The bounded integer scan + structure-preserving null test combination
is a novel software method. See `PATENT_NOTES.md` for provisional
patent guidance.

## Citation

If you use LatticeFit in research, please cite:

> M. L. Gentry, "Geometric Unification of Flavor: Masses, Mixing,
> and CP from the Golden Ratio Lattice," submitted (2026).

## License

MIT

---
> **Patent pending.** US Provisional Application No. 64/013,306 (filed March 22, 2026).


## Validity Criteria

Before interpreting a LatticeFit result as significant, verify:

1. **Minimum range**: Data should span at least 3 orders of magnitude
   (log10 range >= 3). Datasets spanning < 1 order of magnitude will
   show spurious lattice structure regardless of base, because the
   null distribution becomes non-uniform at narrow ranges.

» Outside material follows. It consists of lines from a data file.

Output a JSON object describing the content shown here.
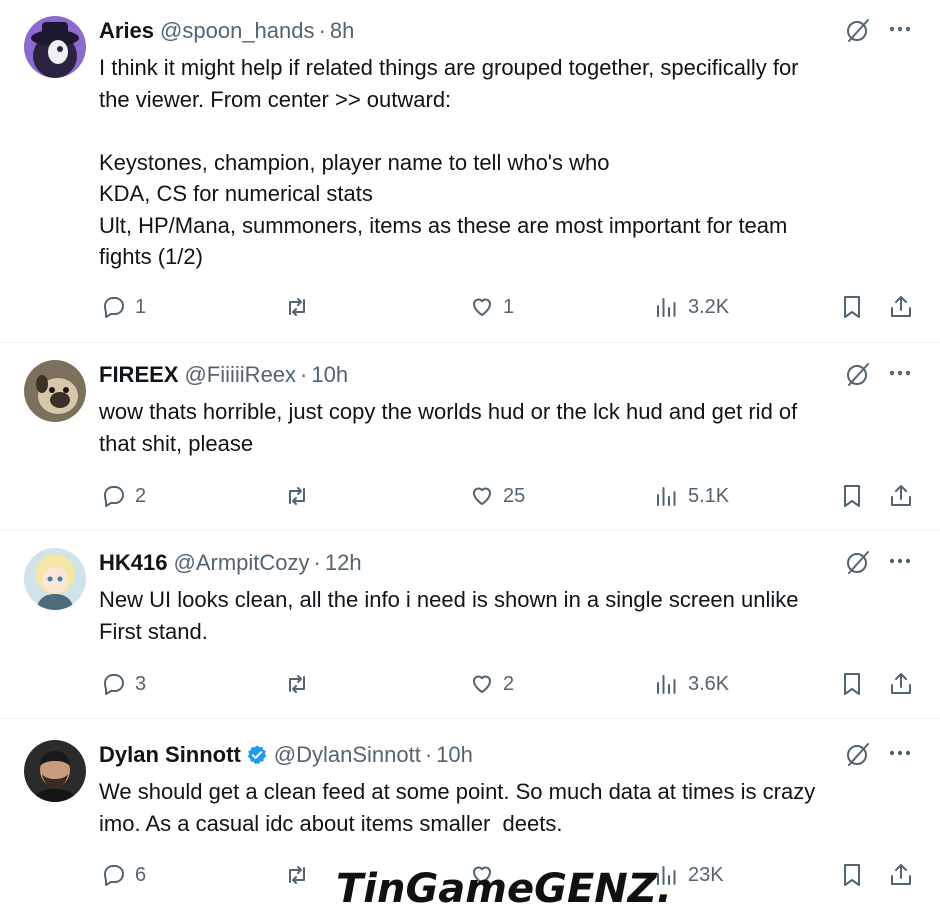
{
  "tweets": [
    {
      "name": "Aries",
      "handle": "@spoon_hands",
      "sep": "·",
      "time": "8h",
      "verified": false,
      "avatar_icon": "masked-character-avatar",
      "text": "I think it might help if related things are grouped together, specifically for\nthe viewer. From center >> outward:\n\nKeystones, champion, player name to tell who's who\nKDA, CS for numerical stats\nUlt, HP/Mana, summoners, items as these are most important for team\nfights (1/2)",
      "replies": "1",
      "reposts": "",
      "likes": "1",
      "views": "3.2K"
    },
    {
      "name": "FIREEX",
      "handle": "@FiiiiiReex",
      "sep": "·",
      "time": "10h",
      "verified": false,
      "avatar_icon": "pug-avatar",
      "text": "wow thats horrible, just copy the worlds hud or the lck hud and get rid of\nthat shit, please",
      "replies": "2",
      "reposts": "",
      "likes": "25",
      "views": "5.1K"
    },
    {
      "name": "HK416",
      "handle": "@ArmpitCozy",
      "sep": "·",
      "time": "12h",
      "verified": false,
      "avatar_icon": "anime-girl-avatar",
      "text": "New UI looks clean, all the info i need is shown in a single screen unlike\nFirst stand.",
      "replies": "3",
      "reposts": "",
      "likes": "2",
      "views": "3.6K"
    },
    {
      "name": "Dylan Sinnott",
      "handle": "@DylanSinnott",
      "sep": "·",
      "time": "10h",
      "verified": true,
      "avatar_icon": "bearded-man-avatar",
      "text": "We should get a clean feed at some point. So much data at times is crazy\nimo. As a casual idc about items smaller  deets.",
      "replies": "6",
      "reposts": "",
      "likes": "",
      "views": "23K"
    }
  ],
  "watermark": {
    "part1": "TinGame",
    "part2": "GENZ."
  },
  "colors": {
    "text": "#0f1419",
    "muted": "#536471",
    "verified": "#1d9bf0",
    "divider": "#eff3f4"
  }
}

2. **Binned data**: Check that data is not discretized into fixed bins
   (e.g. patent activity classifications, assay concentration series).
   Use len(unique_values) / len(values) > 0.5 as a rough screen.

3. **Physics-motivated null**: Where a theoretical prediction exists
   (e.g. Bethe-Weizsacker for nuclear BE, Gutenberg-Richter for
   earthquakes), test residuals from that prediction rather than
   raw values.

4. **Effect size**: z-score alone is misleading at large n. Report
   both z and the fractional RMS reduction: (null_RMS - obs_RMS) / null_RMS.
   Values below 5% are marginal regardless of p-value.